Their study identified 10 lipids in the blood, with 90 percent accuracy, which could predict the onset of the disease. Their findings were published in a medical journal called Nature Medicine. But the results will be analyzed in bigger clinical trials. Scientists said the findings are required to be validated, but this test would be an actual step forward.
Georgetown University team analyzed 525 people’s blood samples from the age of 70 and older over a five-year research period. They compared samples of blood from 53 Alzheimer’s patients who developed Alzheimer’s or slight cognitive impairment with 53 patients who remained mentally agile.
Between the two groups, they discovered differences in the levels of ten lipids, or fats.
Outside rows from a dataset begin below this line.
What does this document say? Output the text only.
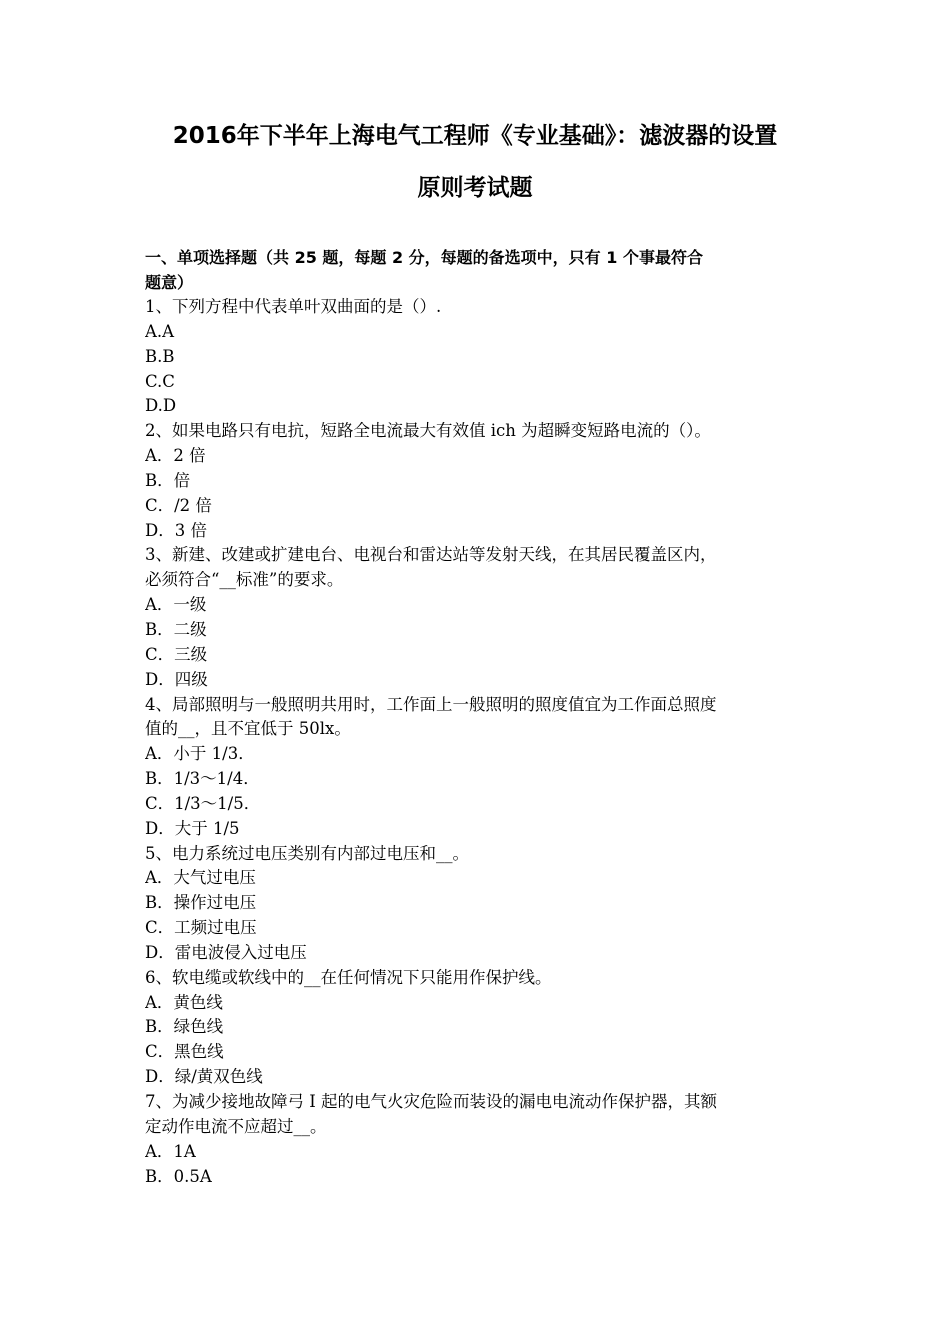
2016年下半年上海电气工程师《专业基础》：滤波器的设置
原则考试题
一、单项选择题（共 25 题，每题 2 分，每题的备选项中，只有 1 个事最符合
题意）
1、下列方程中代表单叶双曲面的是（）.
A.A
B.B
C.C
D.D
2、如果电路只有电抗，短路全电流最大有效值 ich 为超瞬变短路电流的（）。
A．2 倍
B．倍
C．/2 倍
D．3 倍
3、新建、改建或扩建电台、电视台和雷达站等发射天线，在其居民覆盖区内，
必须符合“__标准”的要求。
A．一级
B．二级
C．三级
D．四级
4、局部照明与一般照明共用时，工作面上一般照明的照度值宜为工作面总照度
值的__，且不宜低于 50lx。
A．小于 1/3．
B．1/3～1/4．
C．1/3～1/5．
D．大于 1/5
5、电力系统过电压类别有内部过电压和__。
A．大气过电压
B．操作过电压
C．工频过电压
D．雷电波侵入过电压
6、软电缆或软线中的__在任何情况下只能用作保护线。
A．黄色线
B．绿色线
C．黑色线
D．绿/黄双色线
7、为减少接地故障弓 I 起的电气火灾危险而装设的漏电电流动作保护器，其额
定动作电流不应超过__。
A．1A
B．0.5A
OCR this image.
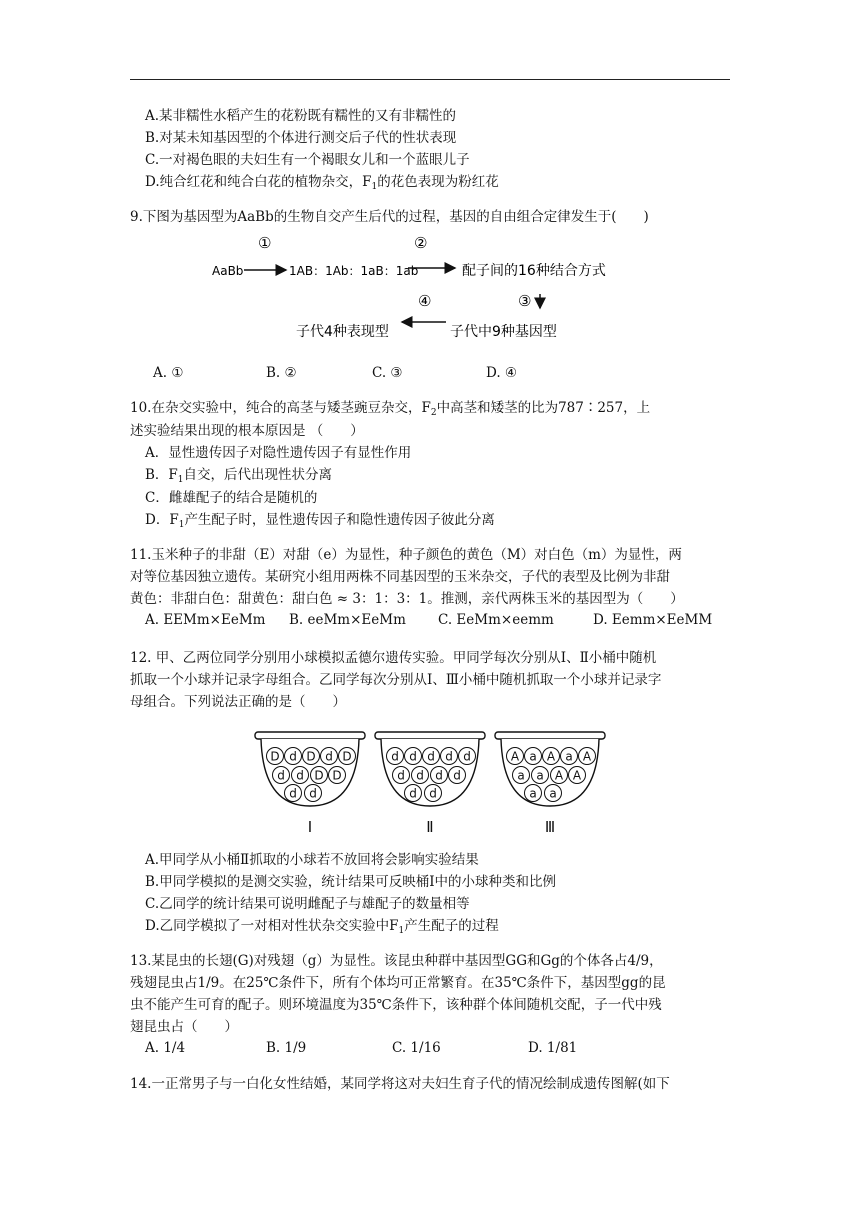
A.某非糯性水稻产生的花粉既有糯性的又有非糯性的
B.对某未知基因型的个体进行测交后子代的性状表现
C.一对褐色眼的夫妇生有一个褐眼女儿和一个蓝眼儿子
D.纯合红花和纯合白花的植物杂交，$F_1$的花色表现为粉红花
9.下图为基因型为AaBb的生物自交产生后代的过程，基因的自由组合定律发生于(　　)
①
AaBb	1AB：1Ab：1aB：1ab
②
配子间的16种结合方式
④	③
子代4种表现型	子代中9种基因型
A. ①	B. ②	C. ③	D. ④
10.在杂交实验中，纯合的高茎与矮茎豌豆杂交，$F_2$中高茎和矮茎的比为787∶257，上
述实验结果出现的根本原因是 （　　）
A．显性遗传因子对隐性遗传因子有显性作用
B．$F_1$自交，后代出现性状分离
C．雌雄配子的结合是随机的
D．$F_1$产生配子时，显性遗传因子和隐性遗传因子彼此分离
11.玉米种子的非甜（E）对甜（e）为显性，种子颜色的黄色（M）对白色（m）为显性，两
对等位基因独立遗传。某研究小组用两株不同基因型的玉米杂交，子代的表型及比例为非甜
黄色：非甜白色：甜黄色：甜白色 ≈ 3：1：3：1。推测，亲代两株玉米的基因型为（　　）
A. EEMm×EeMm B. eeMm×EeMm C. EeMm×eemm	D. Eemm×EeMM
12. 甲、乙两位同学分别用小球模拟孟德尔遗传实验。甲同学每次分别从Ⅰ、Ⅱ小桶中随机
抓取一个小球并记录字母组合。乙同学每次分别从Ⅰ、Ⅲ小桶中随机抓取一个小球并记录字
母组合。下列说法正确的是（　　）
D d D d D
d d D D
d d
Ⅰ
d d d d d
d d d d
d d
Ⅱ
A a A a A
a a A A
a a
Ⅲ
A.甲同学从小桶Ⅱ抓取的小球若不放回将会影响实验结果
B.甲同学模拟的是测交实验，统计结果可反映桶Ⅰ中的小球种类和比例
C.乙同学的统计结果可说明雌配子与雄配子的数量相等
D.乙同学模拟了一对相对性状杂交实验中$F_1$产生配子的过程
13.某昆虫的长翅(G)对残翅（g）为显性。该昆虫种群中基因型GG和Gg的个体各占4/9，
残翅昆虫占1/9。在25℃条件下，所有个体均可正常繁育。在35℃条件下，基因型gg的昆
虫不能产生可育的配子。则环境温度为35℃条件下，该种群个体间随机交配，子一代中残
翅昆虫占（　　）
A. 1/4	B. 1/9	C. 1/16	D. 1/81
14.一正常男子与一白化女性结婚，某同学将这对夫妇生育子代的情况绘制成遗传图解(如下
When the study team observed the other blood samples, those ten markers of Alzheimer’s might predict who was likely to go into mental decay in the next years.
Howard J. Federoff, professor of neurology and executive vice president for health sciences at Georgetown University Medical Center, who headed the study, thinks that there is an enormous necessity for a test. But he also believes that a large number of people should be looked at before this could be applied in clinical trial.
There is no actual remedy or good treatment for Alzheimer’s disease that affects more than five million U.S. people and 35.6 million people around the globe. The Centers for Disease Control and Prevention ranks Alzheimer’s as the sixth leading reason of death. But recent study lists it as the third biggest killer in America. The number of people affected are likely to almost treble by 2050 if there are no significant medical breakthroughs.
The disease silently attacks the brain for more than a decade before any symptoms appear. Doctors think drug trials are failing because patients are simply being treated too late to make a difference.
It is not evident exactly what causes the change in fats in the blood, but it could be a residue of the early changes in the brain. A successful test for Alzheimer’s might transform medical research and treatment drugs could be tested at a much earlier step in the disease.
Federoff highlights that his results will have to be validated in independent labs, and in much larger studies: “We also have to look at different age groups and a more diverse racial mix, and we need longer study periods.”
Dr. Doug Brown, director of the Alzheimer’s Society, said the test needed to be investigated further, but could create ethical challenges for doctors. “If this does develop in the future people must be given a choice about whether they would want to know, and fully understand the implications.”
Other researchers said that offering such a test would create an ethical dilemma for doctors. The full study on Alzheimer’s prediction will be revealed in the April issue of Nature Medicine.